Виталий Павлович заговорил негромко, обстоятельно, при этом четко излагая суть и не размениваясь на детали. Двое его соратников в разговор не вмешивались, лишь пару раз обменялись одобрительными кивками.
– Сделаю, – выслушав Виталия Павловича, не слишком решительным голосом проговорил Парфенов.
– Приказ получен, изволь выполнить! – произнес Виталий Павлович. – И чтобы ни одна живая душа ничего не знала и не заподозрила. Это гостайна, Вадим. Даже твой отец ничего не должен о ней знать. Вы ведь проходили в училище юридические нормы в вооруженных силах. Что бывает за разглашение гостайны?
– Вплоть до высшей меры, – отозвался Парфенов.
– Если все пройдет успешно, через пару недель начнешь собирать вещи в академию. Сейчас свободен.
Когда Парфенов покинул помещение, Виталий Павлович бодро хлопнул ладонью по подлокотнику своего кресла.
– Об акции и тем более о ее истинных целях и задачах теперь не узнает никто, – одобрительно, самому себе проговорил он. – Конечно, жаль этих служак, но у нас слишком много поставлено на кон. Этот сукин сын Парфенов теперь возьмется за дело с полной самоотдачей. Потому как лейтенант, подчиненный Крылова, с сегодняшнего вечера его лютый, кровный враг.

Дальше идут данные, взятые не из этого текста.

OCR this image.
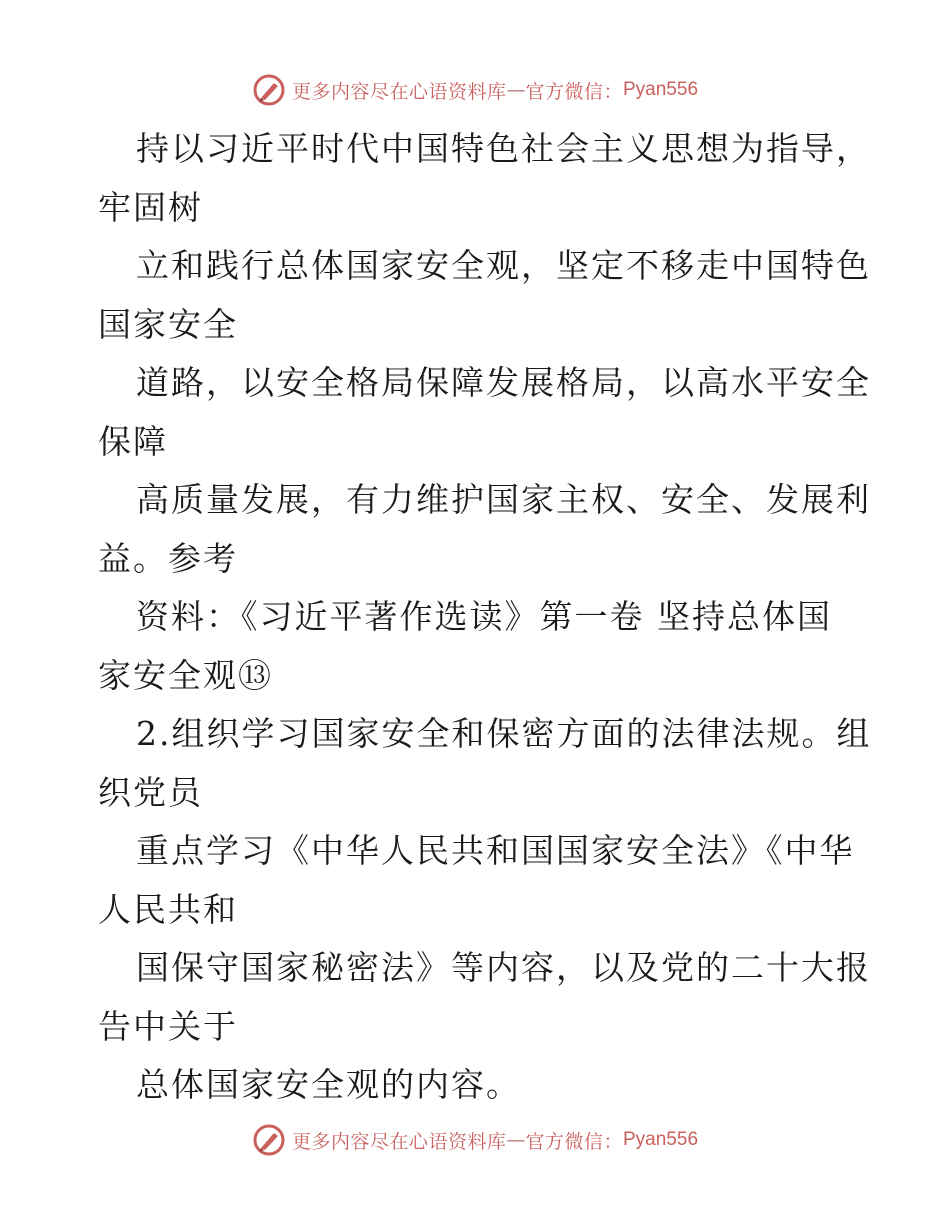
更多内容尽在心语资料库 — 官方微信： Pyan556
持以习近平时代中国特色社会主义思想为指导，
牢固树
立和践行总体国家安全观，坚定不移走中国特色
国家安全
道路，以安全格局保障发展格局，以高水平安全
保障
高质量发展，有力维护国家主权、安全、发展利
益。参考
资料：《习近平著作选读》第一卷 坚持总体国
家安全观⑬
2.组织学习国家安全和保密方面的法律法规。组
织党员
重点学习《中华人民共和国国家安全法》《中华
人民共和
国保守国家秘密法》等内容，以及党的二十大报
告中关于
总体国家安全观的内容。
更多内容尽在心语资料库 — 官方微信： Pyan556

Проводив Ирочку до дверей общежития, лейтенант Сафронов возвращался в собственное офицерское в весьма приподнятом настроении. Было чем гордиться и отчего радоваться. У самого крыльца Сафронов столкнулся со старшим прапорщиком Михеичем, заведующим оружейным складом подразделения ВДВ.
– Молодец, лейтенант, – подмигнул Сафронову Михеич. – Аж сердце вместе с брюхом радуются, отстоял честь родной гвардии!
У Михеича сердце всегда радовалось «вместе с брюхом». Болтливые девичьи языки уже разнесли о «дуэли» по всему гарнизону. Сафронов не знал, радоваться ему или наоборот. Пожалуй, скромность больше украшает гвардейца-десантника, нежели бахвальство.
– Он мудак, сынок этот генеральский! Привык, что все можно. Вот и доигрался с огнем! Ты его вовремя осадил, он тебе еще должен «спасибочки» сказать!
Сафронов лишь усмехнулся, пожал тяжелую бугристую ладонь старшего прапорщика. Он даже не подозревал, какое «спасибочки» скажет ему в ближайшее время Вадим Парфенов.
Глава 4
– Девушка – врач-эпидемиолог. Это звучит! – заметил Максимов за завтраком. – Кино-то хоть понравилось?
– Да так, – ответил Сафронов.
Утро наступившего дня Сафронов, Максимов и их капитан Крылов встретили все в том же штабном помещении. Завтракать в офицерскую столовую они не пошли, обойдясь пшенной кашей быстрого приготовления и индийским, купленным по случаю в ларьке, чаем со слоником на этикетке. Максимов собрался было что-то произнести – то ли новый анекдот, то ли что-то важное, пришедшее в голову лихого прапорщика ночью, – но в этот момент дверь офицерской комнаты без стука отворилась, и на пороге вырос взволнованный ефрейтор из разведроты.